Management of acute type A intramural hematoma: upfront surgery or individualized approach? A retrospective analysis and meta-analysis

J Thorac Dis. 2020 Mar;12(3):680-689. doi: 10.21037/jtd.2019.12.109.

Abstract

Background: Management of acute type A intramural hematoma (IMH) is a controversial topic. In our study, we aim to analyze the survival outcomes in local patients with acute type A IMH and a meta-analysis on survival in type A IMH treated medically versus surgically was performed.

Methods: From 2014 to 2019, 65 patients with acute type A IMH were selected for analysis. Primary outcome of interest was 1 year all cause survival. The rate of aortic-related events in the medical group was evaluated. PubMed and Embase were searched for meta-analysis.
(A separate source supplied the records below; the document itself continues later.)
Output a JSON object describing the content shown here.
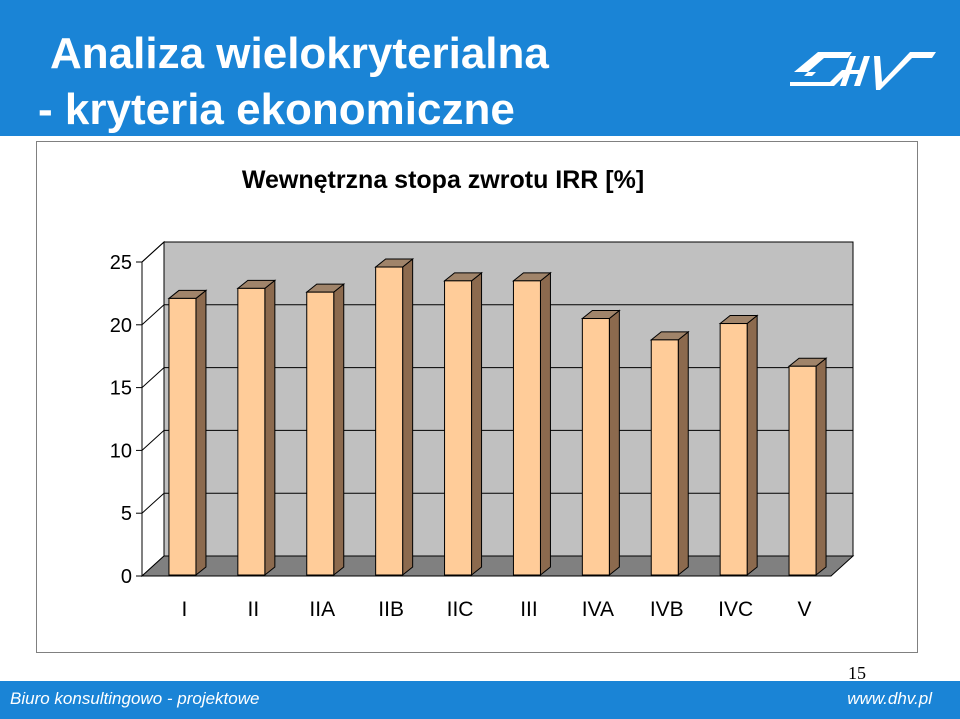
{
  "header": {
    "title_line1": "Analiza wielokryterialna",
    "title_line2": "- kryteria ekonomiczne",
    "logo_text": "DHV",
    "background_color": "#1a84d6"
  },
  "chart_data": {
    "type": "bar",
    "title": "Wewnętrzna stopa zwrotu IRR [%]",
    "categories": [
      "I",
      "II",
      "IIA",
      "IIB",
      "IIC",
      "III",
      "IVA",
      "IVB",
      "IVC",
      "V"
    ],
    "values": [
      22.1,
      22.9,
      22.6,
      24.6,
      23.5,
      23.5,
      20.5,
      18.8,
      20.1,
      16.7
    ],
    "ylim": [
      0,
      25
    ],
    "yticks": [
      0,
      5,
      10,
      15,
      20,
      25
    ],
    "xlabel": "",
    "ylabel": "",
    "grid": true,
    "style": "3d",
    "bar_color": "#ffcc99",
    "bar_side_color": "#8c6a4e",
    "wall_color": "#c0c0c0",
    "floor_color": "#808080"
  },
  "page_number": "15",
  "footer": {
    "left_text": "Biuro konsultingowo - projektowe",
    "right_text": "www.dhv.pl"
  }
}
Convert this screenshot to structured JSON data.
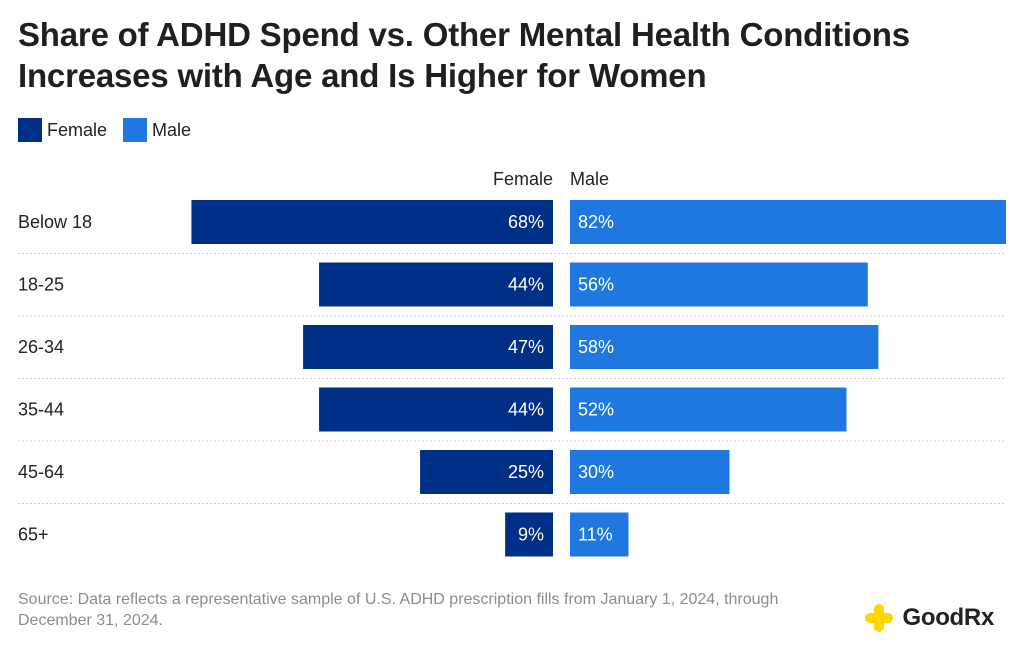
{
  "title": "Share of ADHD Spend vs. Other Mental Health Conditions Increases with Age and Is Higher for Women",
  "legend": {
    "female_label": "Female",
    "male_label": "Male"
  },
  "colors": {
    "female": "#002F87",
    "male": "#1E78E0",
    "label_text": "#ffffff",
    "divider": "#E3C9D6",
    "logo_yellow": "#FFD700"
  },
  "chart_data": {
    "type": "bar",
    "orientation": "horizontal-diverging",
    "title": "Share of ADHD Spend vs. Other Mental Health Conditions Increases with Age and Is Higher for Women",
    "categories": [
      "Below 18",
      "18-25",
      "26-34",
      "35-44",
      "45-64",
      "65+"
    ],
    "column_headers": {
      "left": "Female",
      "right": "Male"
    },
    "series": [
      {
        "name": "Female",
        "values": [
          68,
          44,
          47,
          44,
          25,
          9
        ],
        "labels": [
          "68%",
          "44%",
          "47%",
          "44%",
          "25%",
          "9%"
        ]
      },
      {
        "name": "Male",
        "values": [
          82,
          56,
          58,
          52,
          30,
          11
        ],
        "labels": [
          "82%",
          "56%",
          "58%",
          "52%",
          "30%",
          "11%"
        ]
      }
    ],
    "unit": "%",
    "xlim": [
      0,
      82
    ],
    "grid": false,
    "legend_position": "top-left"
  },
  "source": "Source: Data reflects a representative sample of U.S. ADHD prescription fills from January 1, 2024, through December 31, 2024.",
  "brand": {
    "name": "GoodRx"
  }
}
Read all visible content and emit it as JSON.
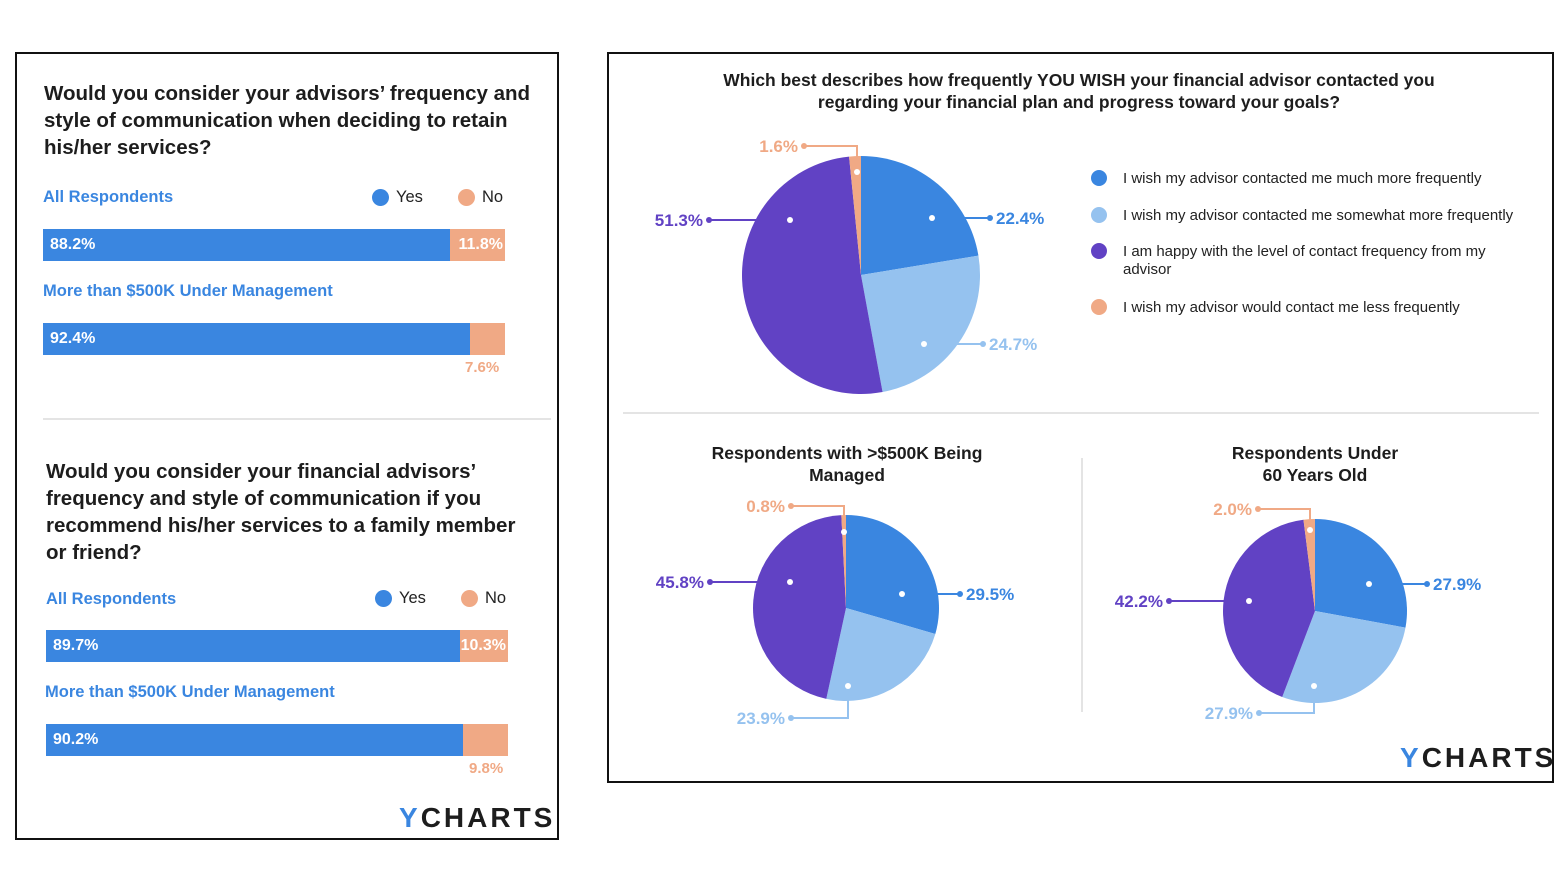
{
  "colors": {
    "yes": "#3a86e0",
    "no": "#f0a985",
    "much_more": "#3a86e0",
    "somewhat_more": "#95c2ef",
    "happy": "#6142c4",
    "less": "#f0a985"
  },
  "left": {
    "q1": {
      "title": "Would you consider your advisors’ frequency and style of communication when deciding to retain his/her services?",
      "legend": {
        "yes": "Yes",
        "no": "No"
      },
      "groups": [
        {
          "label": "All Respondents",
          "yes_label": "88.2%",
          "no_label": "11.8%"
        },
        {
          "label": "More than $500K Under Management",
          "yes_label": "92.4%",
          "no_label": "7.6%"
        }
      ]
    },
    "q2": {
      "title": "Would you consider your financial advisors’ frequency and style of communication if you recommend his/her services to a family member or friend?",
      "legend": {
        "yes": "Yes",
        "no": "No"
      },
      "groups": [
        {
          "label": "All Respondents",
          "yes_label": "89.7%",
          "no_label": "10.3%"
        },
        {
          "label": "More than $500K Under Management",
          "yes_label": "90.2%",
          "no_label": "9.8%"
        }
      ]
    },
    "logo": {
      "y": "Y",
      "rest": "CHARTS"
    }
  },
  "right": {
    "title": "Which best describes how frequently YOU WISH your financial advisor contacted you regarding your financial plan and progress toward your goals?",
    "legend": [
      "I wish my advisor contacted me much more frequently",
      "I wish my advisor contacted me somewhat more frequently",
      "I am happy with the level of contact frequency from my advisor",
      "I wish my advisor would contact me less frequently"
    ],
    "sub1_title": "Respondents with >$500K Being Managed",
    "sub2_title": "Respondents Under 60 Years Old",
    "logo": {
      "y": "Y",
      "rest": "CHARTS"
    }
  },
  "chart_data": [
    {
      "type": "bar",
      "title": "Would you consider your advisors’ frequency and style of communication when deciding to retain his/her services?",
      "categories": [
        "All Respondents",
        "More than $500K Under Management"
      ],
      "series": [
        {
          "name": "Yes",
          "values": [
            88.2,
            92.4
          ]
        },
        {
          "name": "No",
          "values": [
            11.8,
            7.6
          ]
        }
      ],
      "stacked": true,
      "orientation": "horizontal",
      "xlim": [
        0,
        100
      ]
    },
    {
      "type": "bar",
      "title": "Would you consider your financial advisors’ frequency and style of communication if you recommend his/her services to a family member or friend?",
      "categories": [
        "All Respondents",
        "More than $500K Under Management"
      ],
      "series": [
        {
          "name": "Yes",
          "values": [
            89.7,
            90.2
          ]
        },
        {
          "name": "No",
          "values": [
            10.3,
            9.8
          ]
        }
      ],
      "stacked": true,
      "orientation": "horizontal",
      "xlim": [
        0,
        100
      ]
    },
    {
      "type": "pie",
      "title": "Which best describes how frequently YOU WISH your financial advisor contacted you regarding your financial plan and progress toward your goals?",
      "categories": [
        "I wish my advisor contacted me much more frequently",
        "I wish my advisor contacted me somewhat more frequently",
        "I am happy with the level of contact frequency from my advisor",
        "I wish my advisor would contact me less frequently"
      ],
      "values": [
        22.4,
        24.7,
        51.3,
        1.6
      ],
      "labels": [
        "22.4%",
        "24.7%",
        "51.3%",
        "1.6%"
      ],
      "legend": "right"
    },
    {
      "type": "pie",
      "title": "Respondents with >$500K Being Managed",
      "categories": [
        "I wish my advisor contacted me much more frequently",
        "I wish my advisor contacted me somewhat more frequently",
        "I am happy with the level of contact frequency from my advisor",
        "I wish my advisor would contact me less frequently"
      ],
      "values": [
        29.5,
        23.9,
        45.8,
        0.8
      ],
      "labels": [
        "29.5%",
        "23.9%",
        "45.8%",
        "0.8%"
      ]
    },
    {
      "type": "pie",
      "title": "Respondents Under 60 Years Old",
      "categories": [
        "I wish my advisor contacted me much more frequently",
        "I wish my advisor contacted me somewhat more frequently",
        "I am happy with the level of contact frequency from my advisor",
        "I wish my advisor would contact me less frequently"
      ],
      "values": [
        27.9,
        27.9,
        42.2,
        2.0
      ],
      "labels": [
        "27.9%",
        "27.9%",
        "42.2%",
        "2.0%"
      ]
    }
  ]
}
Results: The mean age of our cohort was 61.7±9.7 years. Of the 65 patients, 40% had emergency operation. Overall 1-year survival was 96.9%. The 1-year survival was 94.9% for the medical group. 46.2% of the medical group required aortic intervention at a mean duration of 191±168 days. Maximal aortic diameter (MAD) ≥45 mm was predictive of aortic-related events in the medical group (OR: 7.0; 95% CI, 1.7-29.4; P=0.008). For the meta-analysis, 21 studies were identified, and 900 patients were included. Emergent surgery was associated with improved survival in type A IMH (OR: 0.76; 95% CI, 0.29-1.97, P=0.58; I2=27%).

Conclusions: The 1-year survival after type A IMH was promising, regardless of approach. The conservative-first approach was found to be safe & feasible, and upfront surgery remained the management of choice in general. Patients with MAD ≥45 mm was associated with subsequent aortic intervention in the medical-first group.

Keywords: Aorta; acute aortic dissection; ascending aorta; medical therapy; surgery.